THS, of which nicotine is a major component, is created when exhaled smoke and smoke emanating from the tip of burning cigarettes settles on surfaces such as clothing, hair, furniture, and cars. Not strictly smoke, THS refers to the residues left behind by smoking. Electronic cigarette spills” are e-liquid spills that may occur by leaky electronic cigarette products or when consumers and vendors mix e-liquids for refillable electronic cigarettes.
Study results appear in Atmosphere, a journal.
“We found dermal contact with nicotine may impair wound healing, increase susceptibility to skin infections due to a decrease in immune response, and cause oxidative stress in skin cells,” said Giovanna Pozuelos, who graduated earlier this year from UC Riverside with a doctoral degree in cell, molecular, and developmental biology.
The study was performed using EpiDermTM, a 3D model of the human epidermis, and cultured human keratinocytes. Keratinocytes are epidermal cells that produce keratin, the protein found in hair and fingernails.
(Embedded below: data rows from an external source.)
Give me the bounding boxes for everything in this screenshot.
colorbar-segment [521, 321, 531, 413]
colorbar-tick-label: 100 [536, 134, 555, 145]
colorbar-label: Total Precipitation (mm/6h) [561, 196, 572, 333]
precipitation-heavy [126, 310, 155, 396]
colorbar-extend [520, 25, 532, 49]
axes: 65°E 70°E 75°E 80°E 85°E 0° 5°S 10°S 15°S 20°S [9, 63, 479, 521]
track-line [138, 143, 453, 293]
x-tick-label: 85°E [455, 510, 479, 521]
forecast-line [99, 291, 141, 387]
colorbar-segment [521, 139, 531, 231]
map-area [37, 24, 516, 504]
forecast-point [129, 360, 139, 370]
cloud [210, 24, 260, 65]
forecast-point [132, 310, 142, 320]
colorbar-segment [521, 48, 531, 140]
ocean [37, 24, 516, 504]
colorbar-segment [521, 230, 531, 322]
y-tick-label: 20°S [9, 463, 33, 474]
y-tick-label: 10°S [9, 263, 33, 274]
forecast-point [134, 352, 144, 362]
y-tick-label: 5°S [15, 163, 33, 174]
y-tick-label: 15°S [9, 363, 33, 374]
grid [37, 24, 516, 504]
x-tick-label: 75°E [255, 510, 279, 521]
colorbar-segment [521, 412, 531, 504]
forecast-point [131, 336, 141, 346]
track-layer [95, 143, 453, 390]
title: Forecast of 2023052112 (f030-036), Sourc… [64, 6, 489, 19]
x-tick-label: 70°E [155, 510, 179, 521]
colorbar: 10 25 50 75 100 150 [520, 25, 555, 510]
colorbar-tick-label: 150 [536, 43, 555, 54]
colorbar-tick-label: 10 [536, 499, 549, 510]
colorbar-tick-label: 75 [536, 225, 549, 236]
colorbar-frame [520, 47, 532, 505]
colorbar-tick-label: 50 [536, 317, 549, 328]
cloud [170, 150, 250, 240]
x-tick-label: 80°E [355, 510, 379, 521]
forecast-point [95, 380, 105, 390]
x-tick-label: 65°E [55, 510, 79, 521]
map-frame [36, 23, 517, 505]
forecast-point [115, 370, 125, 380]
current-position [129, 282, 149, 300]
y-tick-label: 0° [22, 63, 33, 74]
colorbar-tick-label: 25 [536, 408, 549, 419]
The researchers exposed EpiDermTM for 24 hours to different nicotine concentrations typically found in THS environments and electronic cigarette spills. The researchers then proceeded to identify processes and pathways altered by the exposure. They investigated nicotine’s effect on cellular organelles, mitochondria, and peroxisomes — organelles containing enzymes involved in many metabolic reactions.
According to Pozuelos, the most susceptible individuals include those with skin conditions such as diabetic-related ulcers or arterial ulcers.